Blake Benthall ist 26 Jahre alt, ein Programmierer aus Kalifornien. Erst im Oktober hat er sich bei einer Demonstration in San Francisco mit gefletschten Zähnen vor einer Reihe von Polizisten fotografieren lassen und das Bild auf Instagram gepostet. Eine Zeit lang hat Benthall für die Raumfahrtfirma von Elon Musk gearbeitet, dem Paypal-Gründer und Tesla-Chef, der irgendwann den Mars besiedeln will. SpaceX heißt die Firma. Sie bestätigt, dass Benthall ihr Mitarbeiter war, bis Februar 2014. Da hatte er, mutmaßlich, seit einigen Monaten schon die Geschäfte der Silk Road 2 übernommen und managte den Drogenumschlagplatz, der in manchen Monaten laut FBI acht Millionen Dollar Umsatz gemacht hat.
Benthall, der sich als Silk-Road-Chef in den Foren der Plattform „Defcon“ nannte, muss sich im Klaren gewesen sein, wie stark seine Seite und das Netzwerk, das sie schützt, unter Beobachtung steht. Erst Ende Juli zog er mit den Servern um, weil die Entwickler des Tor-Projekts dazu geraten hatten. „Das ist sehr teuer und ärgerlich, aber es muss sein“, schrieb er an die Administratoren und die Moderatoren der Silk Road. Und schon da lasen die Ermittler mit.
Das FBI sucht Lücken
Im September beobachteten sie Benthall bei einem Besuch von Verwandten in Houston, Texas, und glichen die Zeiten, zu denen er das Haus betrat und verließ, mit „Defcons“ Aktivitäten auf der Silk-Road-Seite ab. Immer wenn er aus dem Haus ging, hörten diese Aktivitäten auf. Klassische Ermittlerarbeit. Wie die FBI-Männer allerdings in die Silk-Road-Foren vordrangen, wird aus der Anklageschrift nicht klar. Haben Sie eine Lücke im Tor-Netz gefunden?

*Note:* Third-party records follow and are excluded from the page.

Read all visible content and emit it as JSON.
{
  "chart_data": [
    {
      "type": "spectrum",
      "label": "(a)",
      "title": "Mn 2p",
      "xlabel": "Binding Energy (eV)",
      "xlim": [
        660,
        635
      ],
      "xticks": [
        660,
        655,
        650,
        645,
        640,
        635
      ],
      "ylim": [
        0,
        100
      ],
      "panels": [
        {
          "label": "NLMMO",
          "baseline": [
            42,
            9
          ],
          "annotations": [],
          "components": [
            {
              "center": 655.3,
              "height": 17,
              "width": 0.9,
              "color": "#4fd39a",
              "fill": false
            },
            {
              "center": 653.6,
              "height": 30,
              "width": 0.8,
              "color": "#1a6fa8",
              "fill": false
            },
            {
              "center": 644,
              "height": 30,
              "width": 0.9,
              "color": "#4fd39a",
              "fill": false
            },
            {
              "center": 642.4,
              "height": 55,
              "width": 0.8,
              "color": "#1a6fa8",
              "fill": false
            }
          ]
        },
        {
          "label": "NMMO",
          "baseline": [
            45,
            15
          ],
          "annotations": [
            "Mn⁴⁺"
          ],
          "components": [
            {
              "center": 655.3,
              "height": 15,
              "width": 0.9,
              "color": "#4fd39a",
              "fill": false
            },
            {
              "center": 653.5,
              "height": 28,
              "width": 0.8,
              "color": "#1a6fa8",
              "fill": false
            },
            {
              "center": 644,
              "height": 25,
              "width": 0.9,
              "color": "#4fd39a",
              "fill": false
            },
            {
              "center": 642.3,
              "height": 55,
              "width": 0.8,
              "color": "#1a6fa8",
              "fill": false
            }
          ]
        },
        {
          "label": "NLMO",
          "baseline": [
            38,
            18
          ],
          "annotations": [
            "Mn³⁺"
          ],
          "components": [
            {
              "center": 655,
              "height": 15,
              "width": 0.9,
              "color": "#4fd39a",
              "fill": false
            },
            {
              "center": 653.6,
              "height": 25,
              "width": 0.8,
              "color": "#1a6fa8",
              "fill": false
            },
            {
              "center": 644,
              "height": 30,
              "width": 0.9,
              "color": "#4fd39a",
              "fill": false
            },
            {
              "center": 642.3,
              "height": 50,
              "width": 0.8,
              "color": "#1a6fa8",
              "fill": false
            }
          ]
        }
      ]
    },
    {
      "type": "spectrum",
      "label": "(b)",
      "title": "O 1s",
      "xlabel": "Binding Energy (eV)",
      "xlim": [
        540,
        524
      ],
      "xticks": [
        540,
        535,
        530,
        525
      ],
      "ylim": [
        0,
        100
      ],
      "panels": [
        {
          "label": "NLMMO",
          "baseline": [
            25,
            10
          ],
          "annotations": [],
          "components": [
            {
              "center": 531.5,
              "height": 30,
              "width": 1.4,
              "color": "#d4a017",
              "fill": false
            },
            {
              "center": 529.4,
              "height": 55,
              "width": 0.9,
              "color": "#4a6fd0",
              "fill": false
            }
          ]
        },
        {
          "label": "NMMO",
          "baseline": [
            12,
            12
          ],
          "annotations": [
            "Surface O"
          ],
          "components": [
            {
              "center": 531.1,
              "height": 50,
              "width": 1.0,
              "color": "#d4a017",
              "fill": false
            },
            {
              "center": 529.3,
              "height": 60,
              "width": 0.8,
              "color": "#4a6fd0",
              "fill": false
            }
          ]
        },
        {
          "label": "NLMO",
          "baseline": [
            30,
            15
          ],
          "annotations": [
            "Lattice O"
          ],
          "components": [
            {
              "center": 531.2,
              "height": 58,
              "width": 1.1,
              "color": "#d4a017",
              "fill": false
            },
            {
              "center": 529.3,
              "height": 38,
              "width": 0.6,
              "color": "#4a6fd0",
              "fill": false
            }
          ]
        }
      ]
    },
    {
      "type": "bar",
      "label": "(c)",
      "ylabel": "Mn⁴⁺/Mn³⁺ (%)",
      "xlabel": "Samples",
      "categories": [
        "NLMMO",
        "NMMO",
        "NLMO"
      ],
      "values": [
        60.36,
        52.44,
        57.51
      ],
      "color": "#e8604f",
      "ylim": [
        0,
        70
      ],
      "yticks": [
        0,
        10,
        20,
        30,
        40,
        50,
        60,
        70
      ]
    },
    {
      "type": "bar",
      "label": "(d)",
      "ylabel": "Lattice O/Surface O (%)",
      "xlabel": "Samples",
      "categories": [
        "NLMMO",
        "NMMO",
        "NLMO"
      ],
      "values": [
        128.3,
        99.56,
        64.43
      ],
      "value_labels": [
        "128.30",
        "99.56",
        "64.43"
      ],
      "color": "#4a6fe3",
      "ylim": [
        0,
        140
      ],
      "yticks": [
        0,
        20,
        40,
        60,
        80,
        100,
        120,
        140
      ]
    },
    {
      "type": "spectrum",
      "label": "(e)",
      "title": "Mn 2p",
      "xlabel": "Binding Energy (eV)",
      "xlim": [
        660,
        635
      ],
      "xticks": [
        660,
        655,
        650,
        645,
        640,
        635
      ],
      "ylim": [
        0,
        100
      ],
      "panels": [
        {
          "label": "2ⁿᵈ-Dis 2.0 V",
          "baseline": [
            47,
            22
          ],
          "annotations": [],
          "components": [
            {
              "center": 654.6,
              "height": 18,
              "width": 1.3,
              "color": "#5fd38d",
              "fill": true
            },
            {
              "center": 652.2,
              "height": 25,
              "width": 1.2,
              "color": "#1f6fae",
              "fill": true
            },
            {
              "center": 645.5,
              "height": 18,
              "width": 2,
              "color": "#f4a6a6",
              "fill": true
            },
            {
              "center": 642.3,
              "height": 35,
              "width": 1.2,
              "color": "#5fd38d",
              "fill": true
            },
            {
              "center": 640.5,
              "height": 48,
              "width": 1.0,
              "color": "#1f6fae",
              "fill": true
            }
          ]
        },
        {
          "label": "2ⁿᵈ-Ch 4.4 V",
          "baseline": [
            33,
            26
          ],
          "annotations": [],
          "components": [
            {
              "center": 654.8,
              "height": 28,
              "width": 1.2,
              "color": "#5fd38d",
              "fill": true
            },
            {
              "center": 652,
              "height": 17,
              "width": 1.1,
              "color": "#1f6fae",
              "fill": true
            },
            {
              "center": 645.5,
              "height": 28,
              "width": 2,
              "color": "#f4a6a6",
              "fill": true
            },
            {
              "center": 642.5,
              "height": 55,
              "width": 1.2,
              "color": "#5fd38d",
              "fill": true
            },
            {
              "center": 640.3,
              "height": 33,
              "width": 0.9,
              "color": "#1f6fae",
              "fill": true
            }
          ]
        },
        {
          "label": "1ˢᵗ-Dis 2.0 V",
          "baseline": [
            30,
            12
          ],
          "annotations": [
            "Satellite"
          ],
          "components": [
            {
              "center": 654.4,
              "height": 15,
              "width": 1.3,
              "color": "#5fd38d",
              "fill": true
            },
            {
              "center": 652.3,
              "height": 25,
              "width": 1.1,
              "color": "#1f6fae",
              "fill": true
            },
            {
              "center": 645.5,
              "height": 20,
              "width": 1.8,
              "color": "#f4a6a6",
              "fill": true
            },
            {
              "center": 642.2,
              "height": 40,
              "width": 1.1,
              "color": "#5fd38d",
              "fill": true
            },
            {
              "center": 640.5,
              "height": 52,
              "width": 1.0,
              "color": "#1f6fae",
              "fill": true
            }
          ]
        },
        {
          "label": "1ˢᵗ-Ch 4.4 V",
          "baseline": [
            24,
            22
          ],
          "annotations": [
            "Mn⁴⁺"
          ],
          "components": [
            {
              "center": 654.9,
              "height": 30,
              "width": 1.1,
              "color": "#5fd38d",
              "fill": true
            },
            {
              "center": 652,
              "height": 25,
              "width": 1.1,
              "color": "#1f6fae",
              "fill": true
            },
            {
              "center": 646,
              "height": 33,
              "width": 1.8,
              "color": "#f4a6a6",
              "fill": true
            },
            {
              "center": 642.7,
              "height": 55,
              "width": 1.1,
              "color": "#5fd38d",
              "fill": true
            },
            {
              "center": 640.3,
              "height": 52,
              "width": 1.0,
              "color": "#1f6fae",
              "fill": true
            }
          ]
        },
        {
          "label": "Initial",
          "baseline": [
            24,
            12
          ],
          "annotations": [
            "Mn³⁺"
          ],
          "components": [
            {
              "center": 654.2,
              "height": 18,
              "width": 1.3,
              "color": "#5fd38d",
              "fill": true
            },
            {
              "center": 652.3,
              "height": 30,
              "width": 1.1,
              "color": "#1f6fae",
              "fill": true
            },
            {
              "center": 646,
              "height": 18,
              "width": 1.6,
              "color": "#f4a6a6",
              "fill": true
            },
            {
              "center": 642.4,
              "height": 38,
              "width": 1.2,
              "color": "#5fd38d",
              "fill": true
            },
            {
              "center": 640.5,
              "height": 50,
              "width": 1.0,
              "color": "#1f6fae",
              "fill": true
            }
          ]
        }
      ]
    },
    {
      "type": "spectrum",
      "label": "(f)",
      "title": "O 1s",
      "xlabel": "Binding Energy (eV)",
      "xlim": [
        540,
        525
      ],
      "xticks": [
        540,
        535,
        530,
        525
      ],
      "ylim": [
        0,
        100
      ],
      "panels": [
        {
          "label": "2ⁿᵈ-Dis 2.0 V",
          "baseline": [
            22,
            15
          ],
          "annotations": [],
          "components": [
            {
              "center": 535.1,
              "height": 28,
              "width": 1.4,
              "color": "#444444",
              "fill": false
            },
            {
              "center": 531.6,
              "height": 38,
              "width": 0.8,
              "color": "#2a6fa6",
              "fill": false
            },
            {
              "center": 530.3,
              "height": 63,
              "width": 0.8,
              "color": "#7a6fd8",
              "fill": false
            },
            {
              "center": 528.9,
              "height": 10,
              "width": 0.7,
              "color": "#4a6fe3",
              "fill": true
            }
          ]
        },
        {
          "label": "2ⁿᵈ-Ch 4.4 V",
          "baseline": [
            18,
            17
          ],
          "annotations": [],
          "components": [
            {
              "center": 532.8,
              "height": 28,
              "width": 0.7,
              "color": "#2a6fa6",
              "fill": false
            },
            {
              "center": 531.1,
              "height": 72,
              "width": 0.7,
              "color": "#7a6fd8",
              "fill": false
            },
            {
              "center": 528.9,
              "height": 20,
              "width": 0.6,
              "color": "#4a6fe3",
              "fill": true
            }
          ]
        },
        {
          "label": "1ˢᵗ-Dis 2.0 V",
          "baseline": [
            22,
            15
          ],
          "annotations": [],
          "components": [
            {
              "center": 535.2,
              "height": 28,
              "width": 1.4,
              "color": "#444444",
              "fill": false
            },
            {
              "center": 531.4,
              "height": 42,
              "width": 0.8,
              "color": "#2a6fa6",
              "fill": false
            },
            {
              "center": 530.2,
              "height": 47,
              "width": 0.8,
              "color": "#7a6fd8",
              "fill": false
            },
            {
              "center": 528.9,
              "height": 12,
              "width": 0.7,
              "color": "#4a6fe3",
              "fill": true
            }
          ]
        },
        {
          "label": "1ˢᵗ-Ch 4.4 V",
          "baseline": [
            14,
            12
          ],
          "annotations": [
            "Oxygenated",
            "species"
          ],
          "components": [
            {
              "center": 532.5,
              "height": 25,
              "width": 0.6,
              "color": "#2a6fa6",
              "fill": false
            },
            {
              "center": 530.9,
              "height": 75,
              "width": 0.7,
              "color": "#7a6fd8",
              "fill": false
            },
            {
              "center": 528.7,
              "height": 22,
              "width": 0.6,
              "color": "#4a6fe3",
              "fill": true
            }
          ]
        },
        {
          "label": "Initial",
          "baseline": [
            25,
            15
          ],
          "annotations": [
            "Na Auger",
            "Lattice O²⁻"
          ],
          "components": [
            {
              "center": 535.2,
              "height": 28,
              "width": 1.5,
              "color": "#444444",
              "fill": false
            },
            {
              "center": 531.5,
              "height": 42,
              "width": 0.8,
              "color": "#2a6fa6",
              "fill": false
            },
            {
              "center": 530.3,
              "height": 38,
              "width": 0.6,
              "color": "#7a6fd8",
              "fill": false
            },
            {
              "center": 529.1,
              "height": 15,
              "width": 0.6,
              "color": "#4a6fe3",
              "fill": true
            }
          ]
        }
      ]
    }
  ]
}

Auf die Festnahmen nach der aktuellen Razzia und die Beschlagnahmung von drei Tor-Servern hat das Tor-Projekt zunächst mit einer Mitteilung auf seiner Homepage reagiert: „Wir müssen uns jetzt fragen: Wie konnte das passieren? Wir wissen es nicht.“
Anfang der Woche dann, die neue Silk Road 3.0 hatte schon wieder eröffnet, sagte Andrew Lewman, geschäftsführender Direktor des Tor-Projekts, der BBC, er halte die Behauptungen der internationalen Ermittlertruppe, sie hätten das Darknet quasi zerschlagen, für „extrem aufgeblasen“. Das Tor-Netzwerk sei nicht gefährdet. Wenig später hat das Mozilla-Projekt, das den Firefox-Browser entwickelt, mitgeteilt, man werde Tor unterstützen. Auch Facebook hat seit Ende Oktober eine Seite im Tor-Netz.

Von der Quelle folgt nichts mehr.